Chris Thys schlüpft in die Rolle einer in die Jahre gekommenen Majorette, die gemeinsam mit Griet Debacker den Tambourstock meisterlich schwingt.  In ihren glitzernden, goldenen Kostümen unterstützen sie nicht nur das Orchester mit ihren akrobatischen Einlagen. Sie werden im Laufe des Abends auch zu jenen Angehörigen, die unter dem Abschied und dem Tod eines geliebten Menschen zu leiden haben. Doch bis der finale Akt eintritt, stellen die Theatermacher alle Höhen und Tiefen eines verlöschenden Menschenlebens in prallen Bildern zur Schau.

Steven Prengels schuf dazu einen musikalischen Kosmos, der sich quer durch die Jahrhunderte und Musikgenres zieht. Bereits in „Gardenia“, einer schrillen Transvestie-Show mit alternden Showstars, die Platel und Van Laecke ebenfalls gestalteten, steuerte er sein musikalisches Wissen bei. Seine Arrangements von Bach, Mahler, Schubert, Verdi Beethoven, Elgar, Holst und anderen werden an einigen Stellen von auditiv eingespielten Probenszenen unterbrochen. Auch andere Alltagsmomente aus dem Orchesterleben bieten, herausgelöst aus dem Erzählfluss, einen atmosphärischen Einblick in diese künstlerische Arbeit. Das Sitzen und Warten auf den Einsatz – gleich zu Beginn mit Opbrouk humorvoll umgesetzt, das Platznehmen auf den Stühlen, das Ablegen und wieder Aufnehmen der Instrumente, das An- und Ausziehen der Uniformen – all diese Tätigkeiten, die sonst keine weitere Beachtung finden, aber zum Alltag von Musikerinnen und Musikern gehören, werden wie unter einem Brennglas dem Publikum vorgeführt.

En avant marche im Festspielhaus St. Pölten. (Foto: Phile Deprez)

En avant marche im Festspielhaus St. Pölten. (Foto: Phile Deprez)

Immer wieder bricht der todkranke Posaunist aus seiner ihm nun zugedachten Rolle in der letzten Reihe des Orchesters aus und lässt seinen Gefühlen freien Lauf. Dass dabei so manche Szene auch richtig komisch wird, verweist auf die Ambivalenz des Lebens. Die Kasperliaden, die der Musiker ins Probengeschehen einstreut – dabei servierte er imaginäre Getränke auf seinem Becken oder versuchte sich als Ballerina – sind jedoch Ausdruck von Übersprungshandlungen in einer verzweifelten Lage.
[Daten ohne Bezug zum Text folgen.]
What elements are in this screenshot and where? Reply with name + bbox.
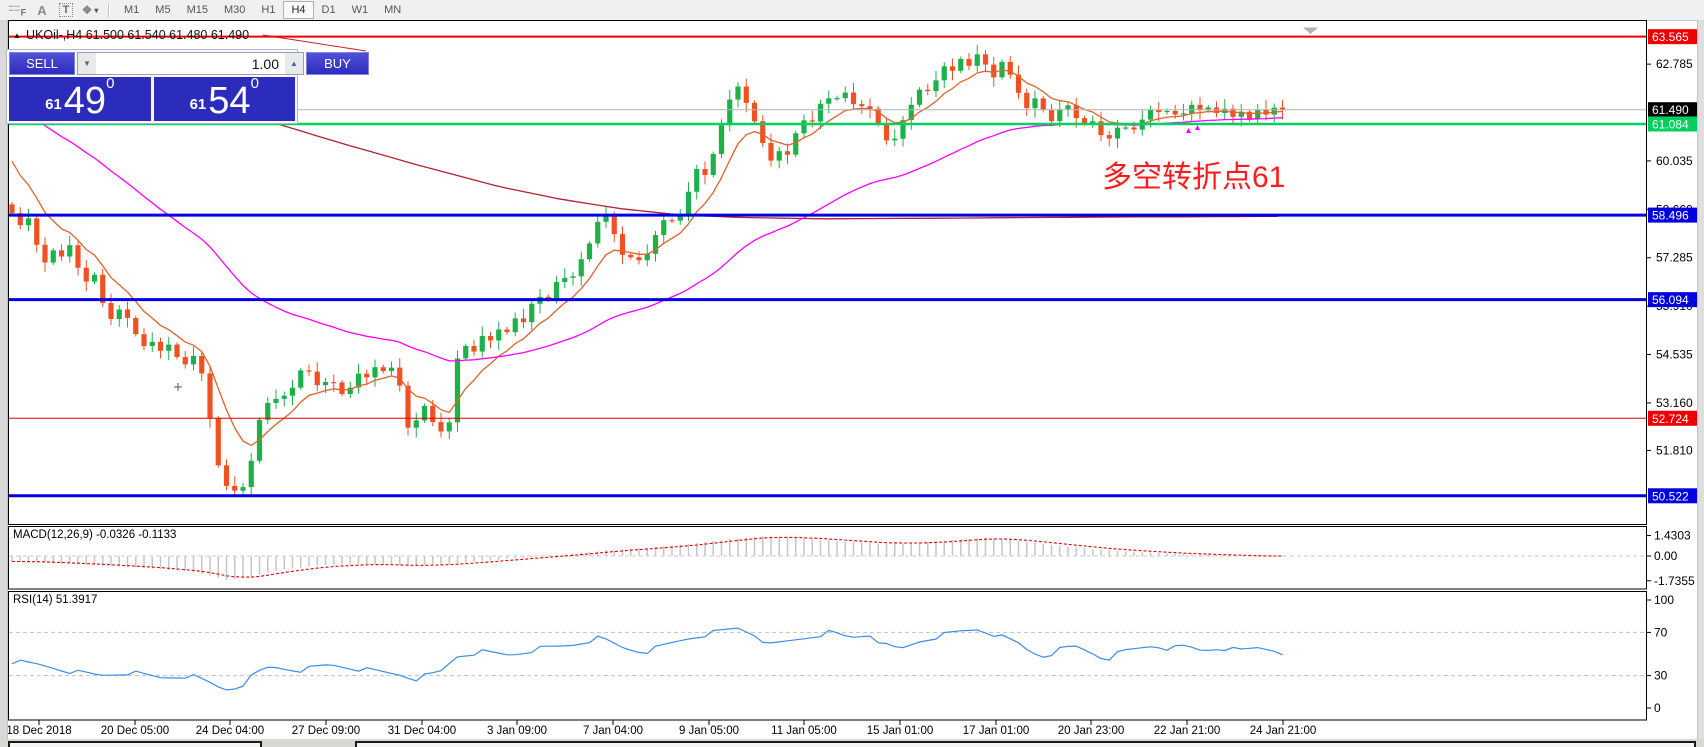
svg-text:60.035: 60.035 [1656,154,1693,168]
svg-text:63.565: 63.565 [1652,30,1689,44]
time-axis[interactable]: 18 Dec 2018 20 Dec 05:00 24 Dec 04:00 27 De… [6,720,1316,737]
timeframe-button-h4[interactable]: H4 [283,1,314,19]
bottom-panel-edge [8,741,262,747]
svg-text:54.535: 54.535 [1656,348,1693,362]
svg-text:24 Dec 04:00: 24 Dec 04:00 [196,725,264,737]
timeframe-button-m1[interactable]: M1 [124,4,140,16]
svg-text:61.490: 61.490 [1652,103,1689,117]
buy-price-display[interactable]: 61 54 0 [153,75,295,121]
price-axis[interactable]: 62.78560.03558.66057.28555.91054.53553.1… [1647,29,1699,715]
volume-decrease-button[interactable]: ▼ [78,53,96,74]
chart-shift-marker[interactable] [1303,27,1318,35]
window-edge-right [1697,20,1704,747]
macd-panel-frame [8,526,1647,590]
svg-text:0.00: 0.00 [1654,549,1678,563]
macd-panel: MACD(12,26,9) -0.0326 -0.1133 [9,529,1646,580]
svg-text:1.4303: 1.4303 [1654,529,1691,543]
sell-price-display[interactable]: 61 49 0 [9,75,151,121]
svg-text:100: 100 [1654,593,1674,607]
svg-text:15 Jan 01:00: 15 Jan 01:00 [867,725,934,737]
dropdown-caret-icon: ▾ [94,5,99,15]
svg-text:30: 30 [1654,669,1668,683]
svg-text:0: 0 [1654,701,1661,715]
svg-text:UKOil-,H4 61.500 61.540 61.48: UKOil-,H4 61.500 61.540 61.480 61.490 [26,28,249,42]
svg-text:11 Jan 05:00: 11 Jan 05:00 [771,725,837,737]
chart-text-annotation: 多空转折点61 [1102,161,1286,194]
svg-text:7 Jan 04:00: 7 Jan 04:00 [583,725,643,737]
svg-text:56.094: 56.094 [1652,293,1689,307]
svg-text:9 Jan 05:00: 9 Jan 05:00 [679,725,739,737]
trade-arrow-marker [1186,128,1191,133]
macd-label: MACD(12,26,9) -0.0326 -0.1133 [13,529,176,541]
svg-text:61.084: 61.084 [1652,118,1689,132]
toolbar-separator [108,3,110,17]
grid-f-icon[interactable]: ┄┄ ┄┄F [8,2,28,18]
window-edge-left [0,20,8,747]
svg-text:▲: ▲ [13,31,21,40]
volume-increase-button[interactable]: ▲ [285,53,303,74]
svg-text:24 Jan 21:00: 24 Jan 21:00 [1250,725,1317,737]
candles-layer [9,44,1286,498]
svg-text:62.785: 62.785 [1656,57,1693,71]
timeframe-button-d1[interactable]: D1 [321,4,336,16]
text-box-icon[interactable]: T [54,1,78,19]
timeframe-button-h1[interactable]: H1 [261,4,276,16]
sell-button[interactable]: SELL [9,52,75,75]
timeframe-button-w1[interactable]: W1 [351,4,369,16]
timeframe-button-m15[interactable]: M15 [186,4,208,16]
font-a-icon[interactable]: A [37,2,47,18]
svg-text:57.285: 57.285 [1656,251,1693,265]
bottom-panel-edge [355,741,1696,747]
timeframe-buttons: M1 M5 M15 M30 H1 H4 D1 W1 MN [116,1,409,19]
chart-title: ▲ UKOil-,H4 61.500 61.540 61.480 61.490 [13,28,249,42]
volume-input[interactable] [96,53,285,74]
macd-signal-line [12,536,1283,578]
svg-text:-1.7355: -1.7355 [1654,574,1695,588]
svg-text:20 Dec 05:00: 20 Dec 05:00 [101,725,169,737]
svg-text:70: 70 [1654,625,1668,639]
svg-text:50.522: 50.522 [1652,489,1689,503]
svg-text:22 Jan 21:00: 22 Jan 21:00 [1154,725,1221,737]
svg-text:27 Dec 09:00: 27 Dec 09:00 [292,725,360,737]
svg-text:20 Jan 23:00: 20 Jan 23:00 [1058,725,1125,737]
timeframe-button-mn[interactable]: MN [384,4,402,16]
rsi-label: RSI(14) 51.3917 [13,594,97,606]
timeframe-button-m5[interactable]: M5 [155,4,171,16]
volume-stepper: ▼ ▲ [77,52,304,75]
rsi-panel-frame [8,591,1647,721]
ma-fast-line [11,69,1283,447]
plus-marker [174,383,182,391]
rsi-panel: RSI(14) 51.3917 [9,594,1646,691]
buy-button[interactable]: BUY [306,52,369,75]
svg-text:52.724: 52.724 [1652,412,1689,426]
rsi-line [11,627,1283,691]
svg-text:51.810: 51.810 [1656,443,1693,457]
trade-arrow-marker [1195,125,1200,130]
svg-text:3 Jan 09:00: 3 Jan 09:00 [487,725,547,737]
svg-text:53.160: 53.160 [1656,396,1693,410]
ma-slow-line [269,121,1278,220]
timeframe-button-m30[interactable]: M30 [223,4,246,16]
toolbar: ┄┄ ┄┄F A T ❖ ▾ M1 M5 M15 M30 H1 H4 D1 W1 MN [0,0,1704,21]
svg-text:18 Dec 2018: 18 Dec 2018 [6,725,71,737]
svg-text:58.496: 58.496 [1652,209,1689,223]
svg-text:31 Dec 04:00: 31 Dec 04:00 [388,725,456,737]
shapes-icon[interactable]: ❖ ▾ [81,3,99,17]
svg-text:17 Jan 01:00: 17 Jan 01:00 [963,725,1030,737]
Die Gegenüberstellung von tiefstem Leid und fröhlicher Lebensenergie, die immer wieder krass aufeinanderprallen, rhythmisieren die Inszenierung vom Beginn bis zum Schluss.

Wie in jener Schlüsselszene, in der sich der Posaunist schließlich immer stärker zurückzieht und sich auf das Sterben vorbereitet. Während man ihm hinter den Fenstern der aufgezogenen, braunen Ziegelwand zusehen kann, wie er sich auszieht und sein Pflaster wechselt,  tobt auf der Bühne davor (Luc Goedertier) ein musikalisch ausgelassener Lebenswahnsinn, bei dem nun nicht mehr ordentlich in Reih und Glied mit den Instrumenten in der Hand marschiert wird. Vielmehr wird gejazzt und musikalisch krakelt, was das Zeug hält.  Es ist ein dionysisches Spiel, in dem die Kraft des Lebens bis aufs Äußerste gefeiert wird. Zu einem Zeitpunkt, in welchem parallel dazu ein Mensch vom Leben Abschied nimmt.

Der Todeskampf, dem sich der Posaunist schließlich stellen muss, gerät zu einem rasanten Pas de deux mit dem jungen Tänzer Hendrik Lebon. Zu den nur auf einem Mundstück eines Horns intonierten Klängen von Schuberts Leiermann, vollführen die beiden einen Danse macabre, der atemberaubend ist. In einer fulminanten Folge von gegenseitigem Anziehen und Abstoßen, von Hebefiguren und Szenen, die an eine Verfolgungsjagd erinnern, wird nach und nach klar, dass es sich dabei um das letzte Aufbäumen gegen den Tod handelt, den Opbrouck zuletzt wie in einem Erlösungsmoment selbst anspringt und innig umklammert. Diese Choreografie gehört zu den einprägsamsten und intensivsten Momenten, die Platel in diesem szenisch so abwechslungsreichen Abend packte.

Mit einem Auszug aus Holsts „Planeten“ verabschiedet sich das Orchester vom Publikum. Der Platz ihres Kollegen bleibt am Ende leer, aber die Musik spielt weiter. „En avant, marche!“ ist ein pralles, fettes, emotional triefendes Theaterereignis, in dem nicht nur das Leben und der Tod, sondern auch das Theater an sich meisterlich zelebriert wird.